BACKGROUND: In our previous study, bevacizumab (Bev), a humanized anti- vascular endothelial growth factor monoclonal antibody, downregulated the expression of programmed cell death-1 (PD-1)/programmed cell death ligand-1 (PD-L1) immune checkpoint molecules, suppressed the infiltration of immunosuppressing cells such as regulatory T cells (Tregs) and tumor-associated macrophages (TAMs), and induces cytotoxic T lymphocytes (CTL) infiltration. To explore the possibility that inhibition of immunosuppressive cell infiltration and induction of CTL were attributed to not only Bev alone but also radiation (RT) or temozolomide (TMZ), we re-evaluated those alterations in the tumor tissue obtained from patients before and after the treatment using Stupp regimen (RT concomitant with TMZ) without Bev therapy. MATERIALS & METHODS: We analyzed 10 tumor tissues from 5 patients with GBMs, which were paired samples of pre- and post- standard chemoradiotherapy (Stupp regimen: RT plus concomitant and adjuvant TMZ). Immunohistochemical analyses were performed on formalin-fixed, paraffin-embedded tissue of 10 tumors. The sections were stained with anti-Ki-67, anti-VEGF-A, anti-VEGFR1, anti-VEGFR2, anti-CD34, anti-HIF1 alpha, anti-CA9, anti-nestin, anti-PD-1, anti-PD-L1, anti-CD4, anti-CD8, anti-Foxp3, and anti-CD163 antibodies. All expressions were assessed by authors with blinded clinical information.
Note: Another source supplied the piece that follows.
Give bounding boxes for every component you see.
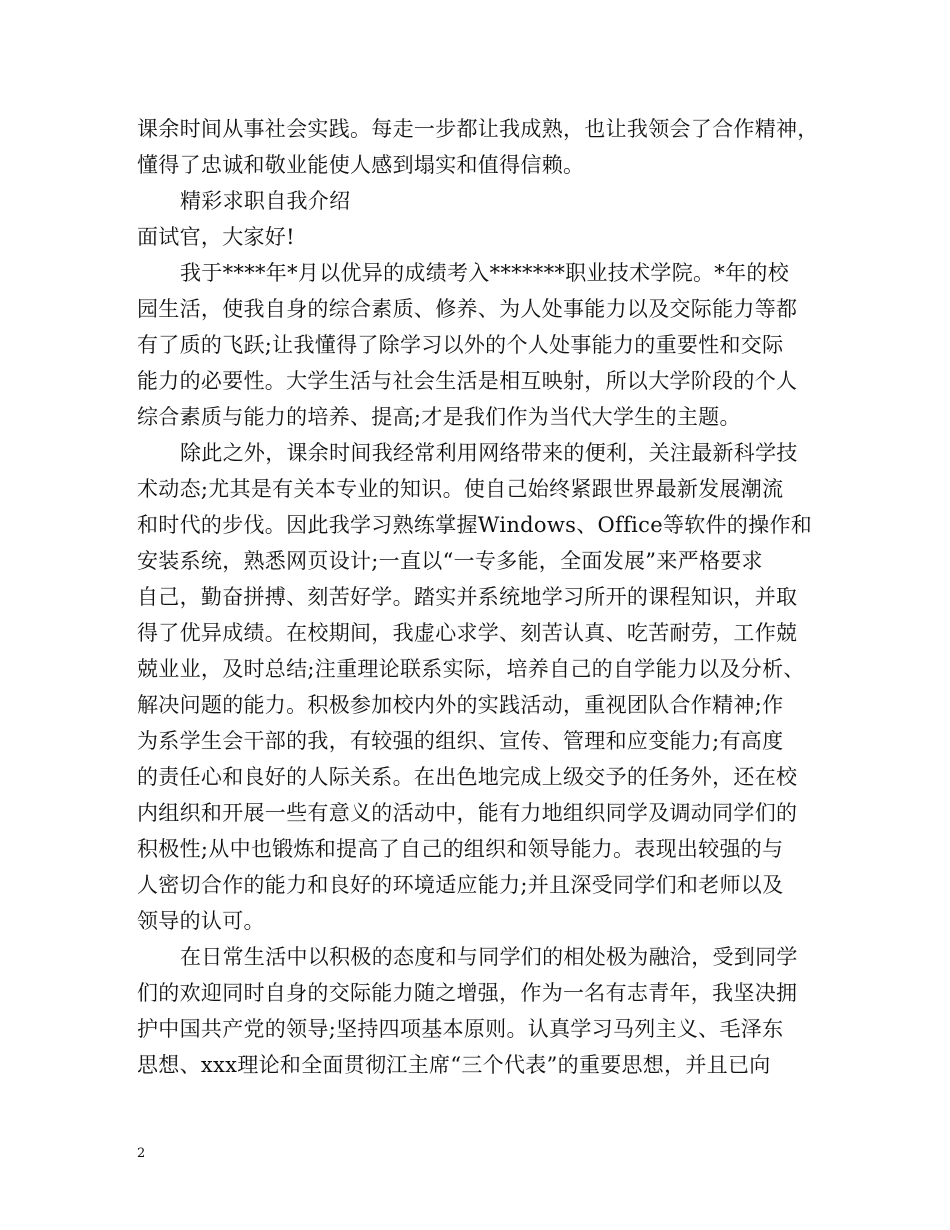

RESULTS: Immunohistochemical analyses demonstrated that the expression levels of immune regulatory molecules such as Foxp3, CD163, PD-1, PD-L1, CD4, and CD8 were not significantly changed after the treatment using the Stupp regimen, compared with combinational usage of Bev. In addition, expressions of VEGF/VEGFR, hypoxic markers, and stem cell marker were not altered before and after Stupp regimen, either. Bev persistently inhibited immune suppressive cells and immune checkpoint molecules via down-regulation of VEGF pathway. In contrast, Stupp regimen did not affect immune regulations and tumor microenvironment. CONCLUSION: These results suggested that immunosupportive effect was caused by Bev administration, leading to the novel combinational treatment strategies, in addition to Stupp regimen.